# Liability insurance



## goat girl (Dec 11, 2007)

Okay--here I go again--in the right forum this time. :blush2
I've looked at past posts about this and did check out the soapers guild and Penkin ins. But since I live in Kansas the latter didn't sell here and the former is 500 a year-- a little steep still for me. But I did find out about this company: RLI insurance company. http://my.rlicorp.com/Products/IBP/buy.asp
If I did the online calculator correct for Kansas it would be 219 a year--much more easy to swallow. Has anyone here used them? I am also currently checking with a friend who sells state Farm to see what he has, but not sure if the price would be this low.
Any other companies you all use? Especially would like feedback about RLI
Thanks
christine :biggrin


----------



## hsmomof4 (Oct 31, 2008)

Someone else asked about them just recently (scroll down the posts...when I checked, it was still on this page) and didn't get much in the way of answers. You might check over at The Dish Forum.


----------



## Sondra (Oct 25, 2007)

use your search eng on the upper left side of the forums then uncheck the box at bottom and type in insurace for your search and ck the box next to soap in pull down box of choose your forum. lots comes up but here is one.
http://dairygoatinfo.com/index.php/topic,11647.0.html


----------



## NubianSoaps.com (Oct 26, 2007)

I would be asking someone who was actually paid a claim...lots of folks pay for insurance, it's their payout I would be interested in.

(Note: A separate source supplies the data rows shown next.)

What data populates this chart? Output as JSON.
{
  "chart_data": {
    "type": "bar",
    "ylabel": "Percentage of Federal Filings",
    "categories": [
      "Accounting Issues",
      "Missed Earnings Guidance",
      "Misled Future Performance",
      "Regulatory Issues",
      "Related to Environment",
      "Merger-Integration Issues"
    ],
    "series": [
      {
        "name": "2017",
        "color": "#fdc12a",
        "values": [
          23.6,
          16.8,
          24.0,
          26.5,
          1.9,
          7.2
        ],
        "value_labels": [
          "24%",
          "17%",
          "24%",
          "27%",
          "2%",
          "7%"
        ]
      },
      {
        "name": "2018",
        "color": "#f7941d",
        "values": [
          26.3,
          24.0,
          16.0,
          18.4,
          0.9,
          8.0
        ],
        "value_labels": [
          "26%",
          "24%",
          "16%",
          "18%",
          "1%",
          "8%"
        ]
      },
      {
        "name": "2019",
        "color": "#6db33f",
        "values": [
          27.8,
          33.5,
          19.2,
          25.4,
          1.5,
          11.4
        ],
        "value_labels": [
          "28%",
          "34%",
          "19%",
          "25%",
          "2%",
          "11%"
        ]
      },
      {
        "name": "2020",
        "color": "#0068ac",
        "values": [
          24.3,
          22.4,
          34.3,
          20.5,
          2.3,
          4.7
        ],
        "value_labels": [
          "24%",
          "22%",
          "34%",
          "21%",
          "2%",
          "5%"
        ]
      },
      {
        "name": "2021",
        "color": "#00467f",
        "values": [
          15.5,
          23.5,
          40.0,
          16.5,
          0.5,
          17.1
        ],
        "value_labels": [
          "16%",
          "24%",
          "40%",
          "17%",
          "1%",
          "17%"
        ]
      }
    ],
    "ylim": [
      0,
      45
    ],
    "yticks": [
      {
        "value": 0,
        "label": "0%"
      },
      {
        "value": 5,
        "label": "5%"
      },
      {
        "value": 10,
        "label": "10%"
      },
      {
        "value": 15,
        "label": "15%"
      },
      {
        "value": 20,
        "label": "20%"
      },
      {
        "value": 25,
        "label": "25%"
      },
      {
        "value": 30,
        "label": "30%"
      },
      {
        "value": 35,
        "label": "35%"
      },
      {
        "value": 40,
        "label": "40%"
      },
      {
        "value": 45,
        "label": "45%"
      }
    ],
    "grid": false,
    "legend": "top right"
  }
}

Vicki


----------



## Guest (Dec 20, 2009)

:yeahthat yep, yep, yep. Are they really gonna cover your product liability ? You better read all the fine print, and just see what all of their limits are. I just went through this back a few months ago with my insurance agent (who is also a good friend that wouldn't lie to me) ......lots of "where as", "could be's", "maybe's", when I started diggin deep. I'm about like Vicki here......can you find where they ever paid out money on a claim. The strength of the policy is not in what it cost, it's in what it's ever payed out.

Whim


----------



## tmfinley (Feb 21, 2008)

I was the one who recently asked about RLI. I haven't gotten many responses on it though. The agent I spoke to said there were very few claims in the personal care category. I was sent 47 pages of fine print to read through but I really have no idea what most of it says. The biggest thing for me is not being able to buy anything ready made and repackaging it. They won't cover that. I did a lot of searching on the dish forum and am also going to look into Wells Fargo. Alot of people had good things to say about them there but they don't sell liability insurance in every state. It would be great if you'd share any information you find about different insurances. I haven't decided exactly what I'll be doing yet.

Tiffany


----------